After a bit I headed off to bed to read for a little while. Give me a moment while I shout that, I slept great last night! I’ve been sleeping like crapola for a couple of years at this point (thanks shit diet and too much beer!) that a great night sleep is totally worth celebrating! I would have run first thing but we had an early morning appointment so I needed to get to breakfast quickly and get some work done first.
Plus I was hungry!
With a side of the norm, mandarin oranges.
We were running low on veggies, most especially greens, so after our appointment today, I headed to the store to get supplies our fridge. I found some paleo “snacks” that I’m pretty excited to try. They should be making an appearance this weekend!
I was starving and it was way past lunch time, so I picked up some sushi for us to have when I got back home. Scott had spicy tuna and I just had a veggie roll.
It had carrots, avocado, and cucumber with white rice. I also had two chicken wings (from home) on the side for the protein portion. Unpictured, is a half apple that I also decided to eat after I realized I was still hungry.
I picked up two portions of sushi but only ate one. I wasn’t feeling the sushi really. I also noticed that, for me personally, it didn’t make for a very great lunch. It didn’t fill me up or leave me satisfied at all. I also had the mid-afternoon crash afterwards. I haven’t experienced that in some time so that surprised me. Was it the rice? Do I need a much better veg to protein ratio? Not sure but I’ll keep experimenting and see what works.
I think that I would prefer salads with protein added (like chicken, eggs, or fish) than the combo I had today.
I didn’t get very much water in before lunch either so I feel like that could have played a large part as well.
Mental note, get more water in before lunch! And make sure you eat a proper lunch!
All I kept thinking about after lunch was dinner!
Burgers and fries, oh yeah!
The burgers were seasoned with salt, pepper, onion powder, and garlic powder. I cooked them in my cast iron skillet in some ghee. I prefer to cook burgers and steaks in lard, but I currently need to make some more. Ghee works just as well!

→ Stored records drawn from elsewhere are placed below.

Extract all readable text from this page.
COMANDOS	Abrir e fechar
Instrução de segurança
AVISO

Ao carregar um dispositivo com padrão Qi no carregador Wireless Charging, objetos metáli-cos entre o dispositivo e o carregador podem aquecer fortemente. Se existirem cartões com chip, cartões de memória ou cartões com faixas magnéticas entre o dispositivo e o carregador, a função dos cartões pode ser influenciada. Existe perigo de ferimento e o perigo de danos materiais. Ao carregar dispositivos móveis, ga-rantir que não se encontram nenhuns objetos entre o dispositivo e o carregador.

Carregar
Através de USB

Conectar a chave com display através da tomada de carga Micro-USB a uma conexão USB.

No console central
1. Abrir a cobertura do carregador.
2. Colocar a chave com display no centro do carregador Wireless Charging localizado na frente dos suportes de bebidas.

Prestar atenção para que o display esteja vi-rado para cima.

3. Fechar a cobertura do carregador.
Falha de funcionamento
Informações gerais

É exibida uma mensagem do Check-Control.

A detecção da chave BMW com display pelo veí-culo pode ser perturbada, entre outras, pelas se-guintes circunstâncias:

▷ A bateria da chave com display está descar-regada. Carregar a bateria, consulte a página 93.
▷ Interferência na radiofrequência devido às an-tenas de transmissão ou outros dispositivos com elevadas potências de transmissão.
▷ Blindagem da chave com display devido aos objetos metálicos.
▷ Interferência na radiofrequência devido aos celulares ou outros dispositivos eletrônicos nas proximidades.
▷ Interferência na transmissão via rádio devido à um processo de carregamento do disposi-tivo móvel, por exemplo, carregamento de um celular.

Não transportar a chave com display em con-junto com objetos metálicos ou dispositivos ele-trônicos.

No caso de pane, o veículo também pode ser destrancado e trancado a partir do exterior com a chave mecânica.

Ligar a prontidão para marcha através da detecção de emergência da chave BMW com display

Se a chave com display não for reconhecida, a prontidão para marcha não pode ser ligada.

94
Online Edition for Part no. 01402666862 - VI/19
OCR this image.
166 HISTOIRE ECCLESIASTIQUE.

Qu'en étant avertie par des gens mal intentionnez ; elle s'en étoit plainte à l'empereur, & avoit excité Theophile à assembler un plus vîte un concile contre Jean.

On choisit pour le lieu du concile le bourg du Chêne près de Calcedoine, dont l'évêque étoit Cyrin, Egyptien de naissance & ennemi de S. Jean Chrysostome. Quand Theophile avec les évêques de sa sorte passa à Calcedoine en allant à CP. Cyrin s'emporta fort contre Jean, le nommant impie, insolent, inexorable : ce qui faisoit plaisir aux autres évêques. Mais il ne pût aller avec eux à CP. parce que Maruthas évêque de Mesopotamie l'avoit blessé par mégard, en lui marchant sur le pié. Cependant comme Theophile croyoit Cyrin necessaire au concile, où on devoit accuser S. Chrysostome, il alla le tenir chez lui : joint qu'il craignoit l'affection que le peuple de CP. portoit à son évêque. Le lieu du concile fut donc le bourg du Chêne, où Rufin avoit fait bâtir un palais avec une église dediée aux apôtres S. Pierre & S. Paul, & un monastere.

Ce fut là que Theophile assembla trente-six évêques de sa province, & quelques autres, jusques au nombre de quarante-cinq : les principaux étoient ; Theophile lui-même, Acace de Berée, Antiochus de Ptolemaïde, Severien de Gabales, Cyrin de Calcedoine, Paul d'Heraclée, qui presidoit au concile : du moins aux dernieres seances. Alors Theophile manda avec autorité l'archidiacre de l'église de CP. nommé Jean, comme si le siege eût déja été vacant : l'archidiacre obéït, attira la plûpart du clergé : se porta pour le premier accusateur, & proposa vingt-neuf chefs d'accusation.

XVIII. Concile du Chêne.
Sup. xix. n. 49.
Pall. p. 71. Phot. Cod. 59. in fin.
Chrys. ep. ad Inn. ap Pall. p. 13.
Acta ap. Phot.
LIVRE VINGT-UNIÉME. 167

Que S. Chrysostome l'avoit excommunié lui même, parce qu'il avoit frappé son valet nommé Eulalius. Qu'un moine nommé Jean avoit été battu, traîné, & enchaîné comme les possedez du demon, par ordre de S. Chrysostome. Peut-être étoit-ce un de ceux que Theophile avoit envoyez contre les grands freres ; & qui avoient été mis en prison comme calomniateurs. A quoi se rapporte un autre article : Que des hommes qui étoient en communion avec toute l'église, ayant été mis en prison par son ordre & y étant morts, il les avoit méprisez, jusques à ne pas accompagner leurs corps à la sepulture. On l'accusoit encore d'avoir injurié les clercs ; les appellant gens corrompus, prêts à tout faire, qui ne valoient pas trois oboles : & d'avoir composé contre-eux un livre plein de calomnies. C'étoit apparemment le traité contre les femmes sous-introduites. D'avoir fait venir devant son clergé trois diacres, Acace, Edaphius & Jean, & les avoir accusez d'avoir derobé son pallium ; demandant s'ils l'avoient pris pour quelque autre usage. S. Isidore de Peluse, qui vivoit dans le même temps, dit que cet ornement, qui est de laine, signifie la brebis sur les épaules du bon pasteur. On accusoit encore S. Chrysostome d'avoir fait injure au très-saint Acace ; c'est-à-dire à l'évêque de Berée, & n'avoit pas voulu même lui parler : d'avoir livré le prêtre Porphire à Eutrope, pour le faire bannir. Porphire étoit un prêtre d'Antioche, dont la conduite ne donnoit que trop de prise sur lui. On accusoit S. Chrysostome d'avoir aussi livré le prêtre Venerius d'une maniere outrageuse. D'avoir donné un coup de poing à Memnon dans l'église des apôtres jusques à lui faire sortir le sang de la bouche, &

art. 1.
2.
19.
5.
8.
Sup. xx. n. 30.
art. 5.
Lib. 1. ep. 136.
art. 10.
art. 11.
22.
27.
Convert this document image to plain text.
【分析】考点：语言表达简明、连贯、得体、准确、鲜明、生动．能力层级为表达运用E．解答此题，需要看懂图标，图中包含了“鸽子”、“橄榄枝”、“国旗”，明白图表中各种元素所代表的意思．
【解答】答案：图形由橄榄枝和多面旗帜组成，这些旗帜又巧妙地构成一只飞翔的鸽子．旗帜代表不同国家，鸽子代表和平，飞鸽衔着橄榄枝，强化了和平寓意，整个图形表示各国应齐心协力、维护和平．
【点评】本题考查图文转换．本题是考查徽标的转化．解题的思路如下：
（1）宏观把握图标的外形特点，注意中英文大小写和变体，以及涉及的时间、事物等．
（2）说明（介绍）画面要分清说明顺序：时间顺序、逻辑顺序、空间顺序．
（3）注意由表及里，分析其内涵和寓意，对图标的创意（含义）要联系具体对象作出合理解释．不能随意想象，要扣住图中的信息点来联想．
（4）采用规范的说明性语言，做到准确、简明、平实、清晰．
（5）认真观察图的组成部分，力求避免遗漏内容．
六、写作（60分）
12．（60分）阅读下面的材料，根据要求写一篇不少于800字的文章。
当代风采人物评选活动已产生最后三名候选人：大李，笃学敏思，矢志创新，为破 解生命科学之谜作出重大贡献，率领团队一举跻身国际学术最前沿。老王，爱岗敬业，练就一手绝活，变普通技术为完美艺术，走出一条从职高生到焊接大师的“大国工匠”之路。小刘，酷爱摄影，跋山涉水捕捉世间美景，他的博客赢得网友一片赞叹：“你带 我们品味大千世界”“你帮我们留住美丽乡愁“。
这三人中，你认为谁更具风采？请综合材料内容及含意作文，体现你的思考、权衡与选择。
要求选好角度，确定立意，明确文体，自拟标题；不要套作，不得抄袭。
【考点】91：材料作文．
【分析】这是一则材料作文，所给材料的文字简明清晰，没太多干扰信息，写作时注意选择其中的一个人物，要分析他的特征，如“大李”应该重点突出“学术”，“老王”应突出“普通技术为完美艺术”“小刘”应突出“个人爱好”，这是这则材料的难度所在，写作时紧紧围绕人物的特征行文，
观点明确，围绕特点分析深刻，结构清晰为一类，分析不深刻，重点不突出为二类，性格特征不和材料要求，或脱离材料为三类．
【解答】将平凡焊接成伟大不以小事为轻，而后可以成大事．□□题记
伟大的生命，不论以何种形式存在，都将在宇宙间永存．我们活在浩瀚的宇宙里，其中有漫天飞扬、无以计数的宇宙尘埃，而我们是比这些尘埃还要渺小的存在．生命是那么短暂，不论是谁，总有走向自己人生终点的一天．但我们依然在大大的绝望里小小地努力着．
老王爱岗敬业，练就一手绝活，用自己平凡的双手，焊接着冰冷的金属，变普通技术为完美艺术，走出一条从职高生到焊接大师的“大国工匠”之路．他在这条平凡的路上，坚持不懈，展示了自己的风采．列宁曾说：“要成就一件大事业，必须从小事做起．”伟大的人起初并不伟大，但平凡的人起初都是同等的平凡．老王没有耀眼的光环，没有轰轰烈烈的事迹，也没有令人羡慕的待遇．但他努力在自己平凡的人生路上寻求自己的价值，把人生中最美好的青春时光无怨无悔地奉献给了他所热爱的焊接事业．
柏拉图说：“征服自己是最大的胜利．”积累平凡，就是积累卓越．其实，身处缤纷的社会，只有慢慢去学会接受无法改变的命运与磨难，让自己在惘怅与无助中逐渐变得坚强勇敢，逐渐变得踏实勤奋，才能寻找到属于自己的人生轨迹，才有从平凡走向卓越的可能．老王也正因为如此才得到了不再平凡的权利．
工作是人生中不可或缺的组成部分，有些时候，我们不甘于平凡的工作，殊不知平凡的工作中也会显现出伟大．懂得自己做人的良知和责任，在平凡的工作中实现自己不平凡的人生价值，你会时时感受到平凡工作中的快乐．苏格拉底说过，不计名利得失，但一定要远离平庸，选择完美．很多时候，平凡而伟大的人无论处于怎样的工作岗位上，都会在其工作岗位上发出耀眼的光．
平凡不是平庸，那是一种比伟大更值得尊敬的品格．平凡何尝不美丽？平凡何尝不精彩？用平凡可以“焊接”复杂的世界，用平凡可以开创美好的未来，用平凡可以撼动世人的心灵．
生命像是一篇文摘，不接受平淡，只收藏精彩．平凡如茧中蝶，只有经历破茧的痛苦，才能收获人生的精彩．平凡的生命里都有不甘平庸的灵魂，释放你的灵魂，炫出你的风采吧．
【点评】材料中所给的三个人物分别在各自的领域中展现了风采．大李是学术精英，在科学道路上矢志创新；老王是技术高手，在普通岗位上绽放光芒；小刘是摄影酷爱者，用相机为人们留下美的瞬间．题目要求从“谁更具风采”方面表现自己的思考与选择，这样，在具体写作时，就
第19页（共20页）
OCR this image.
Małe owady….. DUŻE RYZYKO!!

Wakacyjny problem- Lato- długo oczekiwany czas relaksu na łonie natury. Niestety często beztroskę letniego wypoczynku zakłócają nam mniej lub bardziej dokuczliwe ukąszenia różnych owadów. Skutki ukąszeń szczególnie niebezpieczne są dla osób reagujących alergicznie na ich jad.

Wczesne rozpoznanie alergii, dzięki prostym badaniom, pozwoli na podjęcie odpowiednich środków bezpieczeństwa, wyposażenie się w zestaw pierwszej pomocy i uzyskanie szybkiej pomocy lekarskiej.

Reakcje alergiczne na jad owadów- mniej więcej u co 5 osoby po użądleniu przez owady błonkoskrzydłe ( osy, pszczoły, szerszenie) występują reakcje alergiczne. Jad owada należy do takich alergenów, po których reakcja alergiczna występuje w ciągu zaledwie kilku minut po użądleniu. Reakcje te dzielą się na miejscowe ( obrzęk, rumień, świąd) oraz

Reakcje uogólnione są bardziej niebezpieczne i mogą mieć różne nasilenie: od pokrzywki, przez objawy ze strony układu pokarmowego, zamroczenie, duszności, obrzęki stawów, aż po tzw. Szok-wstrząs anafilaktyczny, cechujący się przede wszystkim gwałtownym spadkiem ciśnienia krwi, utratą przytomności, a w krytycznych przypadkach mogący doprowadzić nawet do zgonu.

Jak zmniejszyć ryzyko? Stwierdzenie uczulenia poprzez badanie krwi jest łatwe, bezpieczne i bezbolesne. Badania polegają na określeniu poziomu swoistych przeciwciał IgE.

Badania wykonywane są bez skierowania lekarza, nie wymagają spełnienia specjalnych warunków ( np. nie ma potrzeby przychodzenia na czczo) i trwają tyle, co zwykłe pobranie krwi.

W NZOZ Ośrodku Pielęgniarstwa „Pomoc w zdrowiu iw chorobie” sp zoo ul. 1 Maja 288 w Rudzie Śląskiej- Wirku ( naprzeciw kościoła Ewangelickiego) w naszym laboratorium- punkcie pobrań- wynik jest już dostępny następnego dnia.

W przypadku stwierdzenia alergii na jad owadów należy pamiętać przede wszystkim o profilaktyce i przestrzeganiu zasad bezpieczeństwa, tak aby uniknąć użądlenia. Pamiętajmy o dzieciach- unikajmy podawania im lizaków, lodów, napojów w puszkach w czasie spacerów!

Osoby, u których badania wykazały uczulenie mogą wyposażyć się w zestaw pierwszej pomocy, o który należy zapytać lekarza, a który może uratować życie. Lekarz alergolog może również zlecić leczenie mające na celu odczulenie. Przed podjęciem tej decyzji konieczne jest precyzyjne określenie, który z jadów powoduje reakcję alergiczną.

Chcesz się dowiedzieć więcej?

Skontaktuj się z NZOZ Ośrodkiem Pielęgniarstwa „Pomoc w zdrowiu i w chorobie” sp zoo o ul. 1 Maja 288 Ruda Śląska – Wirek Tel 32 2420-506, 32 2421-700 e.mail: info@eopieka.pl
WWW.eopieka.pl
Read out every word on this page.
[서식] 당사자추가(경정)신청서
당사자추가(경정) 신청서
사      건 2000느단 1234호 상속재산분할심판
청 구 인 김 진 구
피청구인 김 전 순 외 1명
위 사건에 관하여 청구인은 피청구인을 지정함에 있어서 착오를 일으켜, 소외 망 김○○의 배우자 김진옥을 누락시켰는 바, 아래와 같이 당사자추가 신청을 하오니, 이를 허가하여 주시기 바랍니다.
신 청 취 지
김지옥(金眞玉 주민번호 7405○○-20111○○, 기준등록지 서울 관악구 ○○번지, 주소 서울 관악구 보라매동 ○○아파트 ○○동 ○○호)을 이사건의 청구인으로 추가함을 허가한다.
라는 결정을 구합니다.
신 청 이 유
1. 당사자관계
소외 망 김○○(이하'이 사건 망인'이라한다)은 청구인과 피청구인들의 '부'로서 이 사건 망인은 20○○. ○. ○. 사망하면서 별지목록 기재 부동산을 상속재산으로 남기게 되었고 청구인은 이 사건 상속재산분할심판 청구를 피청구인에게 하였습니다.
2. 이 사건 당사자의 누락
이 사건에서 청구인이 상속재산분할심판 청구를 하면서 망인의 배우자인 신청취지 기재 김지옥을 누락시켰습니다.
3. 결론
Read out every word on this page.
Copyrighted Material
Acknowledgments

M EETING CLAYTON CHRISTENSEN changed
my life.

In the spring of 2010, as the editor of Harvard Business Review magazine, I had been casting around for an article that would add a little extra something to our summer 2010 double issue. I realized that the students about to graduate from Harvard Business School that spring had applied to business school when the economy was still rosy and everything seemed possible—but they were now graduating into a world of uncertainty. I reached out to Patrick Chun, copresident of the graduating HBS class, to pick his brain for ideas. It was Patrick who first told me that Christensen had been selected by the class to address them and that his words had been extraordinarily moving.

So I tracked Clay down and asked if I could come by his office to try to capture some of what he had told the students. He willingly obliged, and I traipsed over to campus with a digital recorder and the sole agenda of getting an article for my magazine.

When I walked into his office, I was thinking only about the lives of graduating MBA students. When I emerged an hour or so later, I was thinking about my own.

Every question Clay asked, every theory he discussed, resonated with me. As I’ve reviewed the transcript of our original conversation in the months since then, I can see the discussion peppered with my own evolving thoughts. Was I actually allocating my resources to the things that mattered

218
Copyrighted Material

Topped with tomato, onion, and wrapped up in lettuce. Oh I also put mayo on mine!
The fries were seasoned with:
- Olive Oil
- Garlic Powder
- Chili Powder
And roasted in the oven at 425 for about 20-25 minutes.
I ended up not getting a chance to work out today. I was going to go to kickboxing but time ran away from me today and I didn’t make it.
Lessons learned from today:
I need to work on meal and time management. I should have had lunch planned out a little better and I need to make sure that I manage my errands better so I can hit the gym.
Well tomorrow is another day! This whole challenge is supposed to also be a learning experience and I am definitely learning the new needs and wants of my body.